Corriere del Veneto (Vicenza e Bassano)
LUCA CHE SAPEVA GUARDARE IL MONDO
Un sentimento misto di rispettoso silenzio, quasi una preghiera, ma fatto anche di responsabilità. Perché, noi, uomini del nostro tempo, per parafrasare Quasimodo, non possiamo non gridare un dolore che non accetta di starsene zitto. Tanti dettagli sulla vita e sulla personalità di Luca Russo, studente diplomatosi al mio Liceo Brocchi sei anni fa, sulla sua vacanza in terra di Catalogna assieme alla sua Marta, anche lei ex studentessa del Brocchi, dicono di personalità aperte, che pensano positivo, che prendono sul serio responsabilità ed impegni di vita, compresa una sensibilità sociale. Ritrovo tra le mie carte l’Annuario del 2011, con la foto di tutti i ragazzi, comprese alcune battute segnate al volo.

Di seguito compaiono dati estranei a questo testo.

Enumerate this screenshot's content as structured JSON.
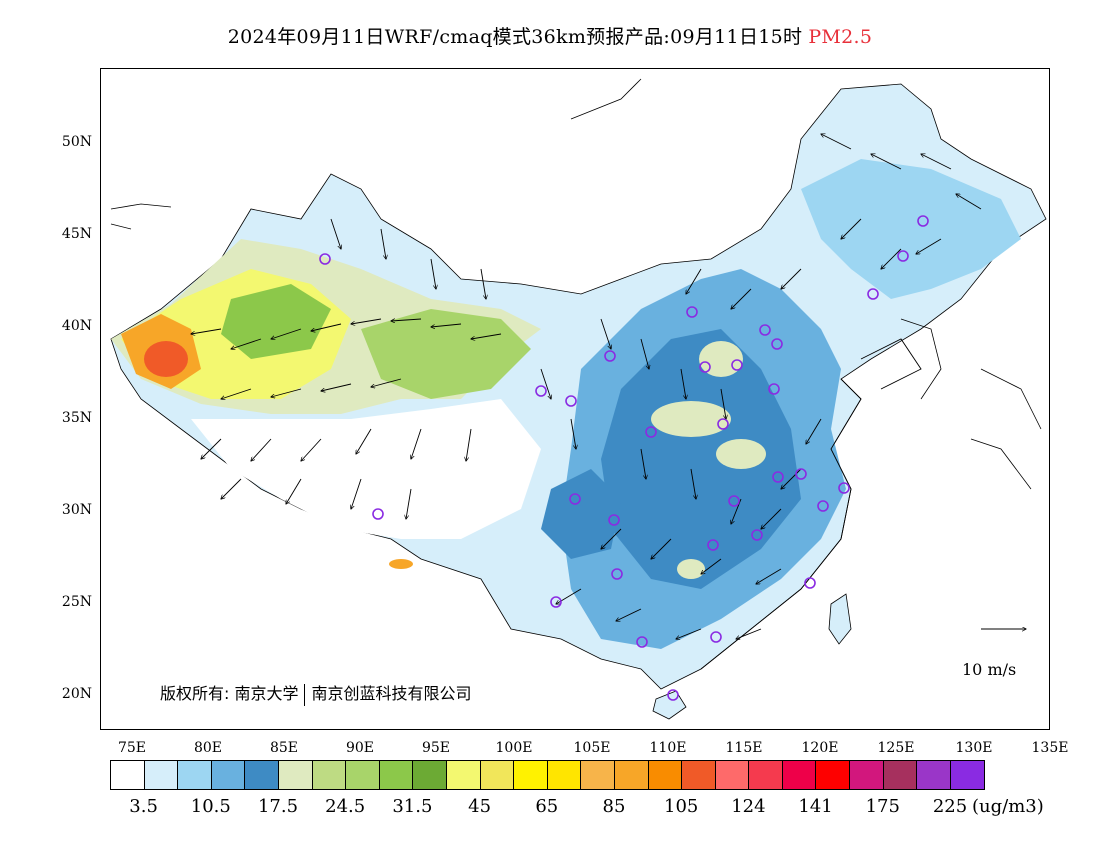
{
  "title": {
    "main": "2024年09月11日WRF/cmaq模式36km预报产品:09月11日15时",
    "pollutant": "PM2.5",
    "pollutant_color": "#e8303a"
  },
  "lat_labels": [
    "50N",
    "45N",
    "40N",
    "35N",
    "30N",
    "25N",
    "20N"
  ],
  "lon_labels": [
    "75E",
    "80E",
    "85E",
    "90E",
    "95E",
    "100E",
    "105E",
    "110E",
    "115E",
    "120E",
    "125E",
    "130E",
    "135E"
  ],
  "copyright": {
    "left": "版权所有: 南京大学",
    "right": "南京创蓝科技有限公司"
  },
  "wind_reference": "10 m/s",
  "legend": {
    "colors": [
      "#ffffff",
      "#d6eefa",
      "#9dd6f2",
      "#69b1df",
      "#3e8bc4",
      "#dfeac0",
      "#bedb83",
      "#a8d46a",
      "#8cc84a",
      "#6caa34",
      "#f3f870",
      "#f1e65a",
      "#fff200",
      "#ffe500",
      "#f7b44a",
      "#f7a628",
      "#f98c00",
      "#f05a28",
      "#fe6a6a",
      "#f53a4e",
      "#ee0049",
      "#fe0000",
      "#d2177d",
      "#a6305e",
      "#9a36c8",
      "#8a2be2"
    ],
    "labels": [
      "3.5",
      "10.5",
      "17.5",
      "24.5",
      "31.5",
      "45",
      "65",
      "85",
      "105",
      "124",
      "141",
      "175",
      "225"
    ],
    "unit": "(ug/m3)"
  }
}
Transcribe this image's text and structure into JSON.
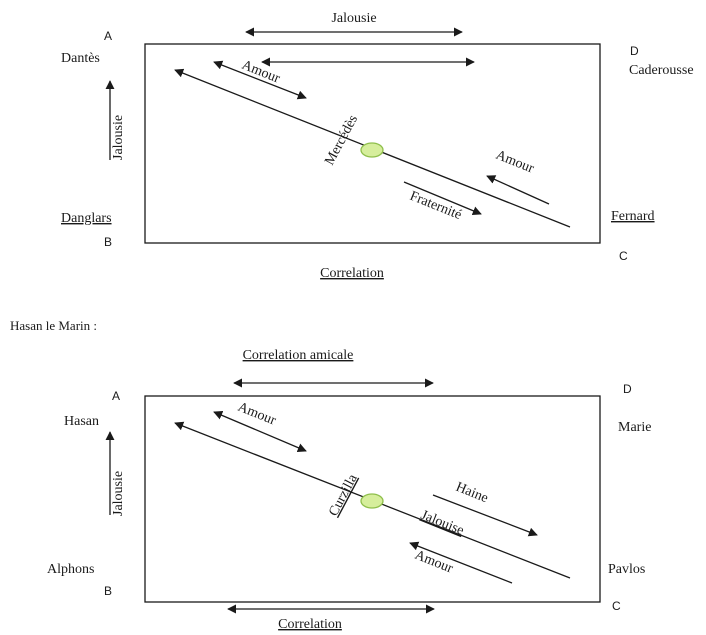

Su Luca, in particolare (classe 5A dell’indirizzo scientifico), «che sempre ascolta, passando la sua mano nella chioma folta». Grande virtù l’ascolto, per poi dire, pensare, proporre assieme agli altri. Luca è come tanti nostri ragazzi di oggi. Figli di una generazione che è migliore di come solitamente viene dipinta. Una generazione sulla quale noi adulti abbiamo oggi delle responsabilità inedite, perché non è più, come in passato, con un futuro già disegnato, prevedibile. No, oggi i nostri giovani il futuro se lo devono costruire, anche guadagnare, sapendo che i tempi della loro vita saranno diversi dai nostri. Per questo motivo, quando si presentano proposte innovative a scuola, non mi tiro mai indietro. Perché mi vengono in mente loro, con i loro occhi che sprizzano domande, dubbi, perplessità, ma anche tanta speranza e positività.
Lo so, non sempre diamo loro una giusta fiducia. Basta dare un’occhiata alla percentuale di giovani che ritroviamo protagonisti nel mondo economico, finanziario, politico, culturale, universitario. Come conciliare questa spinta, questa fiducia verso di loro, in un tempo segnato, come si è espresso Papa Francesco, da una “guerra a pezzettini”?
La scuola e l’università hanno sì il compito di accompagnare questi giovani nella loro formazione umana, prima che cognitiva, specialistica. Ma poi, lo sappiamo, è il contesto che va garantito, anzitutto la sicurezza. Non ci può essere, cioè, alcun pensare positivo, fatto di speranza, sensibilità, competenza, merito, in un contesto di paura e di insicurezza. La scuola è chiamata oggi ad insegnare anche questa complessità. Per non perdere la speranza, per non vivere chiusi nelle proprie quattro mura. Del resto, viaggiare è un altro modo per dire conoscenza. Dando un’occhiata alla foto e leggendo alcuni passaggi postati da Luca: bastano queste poche tracce per dire il buono e la visione di questi ragazzi.